Do the ranges of the numeric columns seem reasonable? If not, we may have to do some data cleaning as well.

How can I check if something is reasonable or not?
What are the steps to clean the data according to the reasonability?

Hey @prashantbharti19, welcome to the forum.
When you are working with data you should have knowledge about it. If not, you have to look up the internet/ask experts on the same field to gain more knowledge. For example, say there’s a feature highest rain (in cm) and the max value is 100000, but we all know that 100000 cm of rainfall is not possible(on Earth) so this does not seem reasonable, another example would be the StackOverflow survey age feature, Suppose the minimum age in the survey is 1 and the maximum age is 120/130 (seems unreasonable). This might be a typing error, or someone(1 or 2 persons) of age 120-130 has really filled the survey.
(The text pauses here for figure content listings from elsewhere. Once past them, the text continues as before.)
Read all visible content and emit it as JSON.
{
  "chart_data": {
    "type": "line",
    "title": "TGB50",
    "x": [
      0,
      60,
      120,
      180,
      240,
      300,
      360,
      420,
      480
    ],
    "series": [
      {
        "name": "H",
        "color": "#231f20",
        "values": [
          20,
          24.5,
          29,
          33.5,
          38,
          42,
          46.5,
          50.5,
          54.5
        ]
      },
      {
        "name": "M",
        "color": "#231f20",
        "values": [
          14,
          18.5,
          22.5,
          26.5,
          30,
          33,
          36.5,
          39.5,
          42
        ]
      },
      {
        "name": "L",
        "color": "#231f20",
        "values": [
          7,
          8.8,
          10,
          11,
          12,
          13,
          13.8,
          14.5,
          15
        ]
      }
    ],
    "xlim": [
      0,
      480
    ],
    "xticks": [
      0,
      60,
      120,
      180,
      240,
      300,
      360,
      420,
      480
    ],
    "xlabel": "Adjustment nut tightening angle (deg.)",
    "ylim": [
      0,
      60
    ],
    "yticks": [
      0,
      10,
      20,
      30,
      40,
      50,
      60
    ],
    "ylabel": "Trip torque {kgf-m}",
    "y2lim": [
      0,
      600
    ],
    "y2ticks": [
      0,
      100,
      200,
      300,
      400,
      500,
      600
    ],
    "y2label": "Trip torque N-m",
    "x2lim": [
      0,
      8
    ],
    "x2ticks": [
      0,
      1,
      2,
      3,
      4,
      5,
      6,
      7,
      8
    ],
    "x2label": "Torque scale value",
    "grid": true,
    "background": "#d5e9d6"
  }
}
But, in these case we can ignore those two surveys cause we are not sure if the data was added intentionally or mistakenly.

okay got it.
Can you tell me what are the steps do I have to follow while cleaning the data? or you can send me links of the articles.
Thanks in advance

1 Like

Here’s an excellent article by Tableau → https://www.tableau.com/learn/articles/what-is-data-cleaning
There are many great articles out there(Just google it) I will also send any good articles if I find any in the future. Also all of these comes with practice and working with the data.